Protecting sea dikes from overtopping waves
In recent years, dike resilience against wave overtopping has become a more popular research topic due to the expected effect of future climate changes. Rising sea water levels and increased storminess will lead to a more common and more severe wave overtopping of existing dike defences. Wave overtopping can especially damage the rear slope of the dikes and might in worst cases lead to a complete failure of the dikes due to soil instability.
Recent 2D small scale experiments have evaluated the impact of overtopping flow depths and flow velocities on dikes. These experiments let to the development of formulae which can be used to estimate different flow parameters across a dike. The overtopping flow parameters have been coupled to the actual erosion of the landward dike slope from full-scale 2D tests using the so-called “Overtopping Simulator”.

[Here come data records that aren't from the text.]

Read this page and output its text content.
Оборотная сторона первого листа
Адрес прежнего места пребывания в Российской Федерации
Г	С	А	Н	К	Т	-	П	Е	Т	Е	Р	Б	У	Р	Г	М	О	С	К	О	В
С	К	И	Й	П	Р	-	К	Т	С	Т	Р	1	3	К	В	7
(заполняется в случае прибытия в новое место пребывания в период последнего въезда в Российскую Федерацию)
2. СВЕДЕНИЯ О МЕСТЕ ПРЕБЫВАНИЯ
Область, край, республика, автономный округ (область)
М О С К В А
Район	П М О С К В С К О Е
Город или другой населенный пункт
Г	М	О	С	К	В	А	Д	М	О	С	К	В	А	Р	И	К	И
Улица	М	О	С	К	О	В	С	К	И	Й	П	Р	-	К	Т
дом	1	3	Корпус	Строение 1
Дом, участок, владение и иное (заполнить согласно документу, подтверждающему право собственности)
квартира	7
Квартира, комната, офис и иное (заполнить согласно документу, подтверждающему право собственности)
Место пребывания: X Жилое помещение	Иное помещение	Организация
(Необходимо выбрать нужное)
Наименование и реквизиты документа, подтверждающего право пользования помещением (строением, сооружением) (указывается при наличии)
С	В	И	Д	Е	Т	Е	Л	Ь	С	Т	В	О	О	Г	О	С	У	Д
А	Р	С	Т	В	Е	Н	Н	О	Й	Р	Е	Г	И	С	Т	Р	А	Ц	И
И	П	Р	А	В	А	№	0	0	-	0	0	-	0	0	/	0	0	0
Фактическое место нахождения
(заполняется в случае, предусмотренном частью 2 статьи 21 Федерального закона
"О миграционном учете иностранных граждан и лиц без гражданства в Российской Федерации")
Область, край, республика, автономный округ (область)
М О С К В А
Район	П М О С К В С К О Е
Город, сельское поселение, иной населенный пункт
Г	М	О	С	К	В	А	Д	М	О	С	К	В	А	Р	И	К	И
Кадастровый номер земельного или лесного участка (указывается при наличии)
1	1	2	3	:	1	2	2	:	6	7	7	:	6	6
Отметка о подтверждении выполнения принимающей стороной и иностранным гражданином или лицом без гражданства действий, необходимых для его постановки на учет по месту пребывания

Between November 2010 and January 2011, the team of Aalborg University (Denmark) performed 91 small-scale tests to evaluate the so-far unknown influence from oblique and short-crested waves on the flow velocity and flow depths at the crest and the landward slope of a sea-dike. This was done to extend the existing 2D formulae. Several incident wave directions and directional wave spreading were evaluated. Moreover, different water levels were considered to evaluate the influence from sea level rise. The dike model was smooth and with seaward- and landward slopes of 1:4 and 1:2.5, respectively. Overtopping flow depths were measured by 11 depth gauges mounted directly on the dike surface and an innovative “least square fit” of flow velocity magnitudes and flow directions was made from the time intervals between wave fronts passing the different gauges.
Based on the test results, correction formulae for the wave obliquity and directional wave spreading were proposed for use in the existing 2D formulae. The wave obliquity was seen to have a great influence on flow velocity, and therefore to significantly reduce the risk of erosion of the sea dikes.
The findings from the physical small-scale studies and the updated formulae can, in collaboration with the findings by other THESEUS partners, be used to perform more realistic estimates of dike resilience against increasing wave overtopping from future climate changes.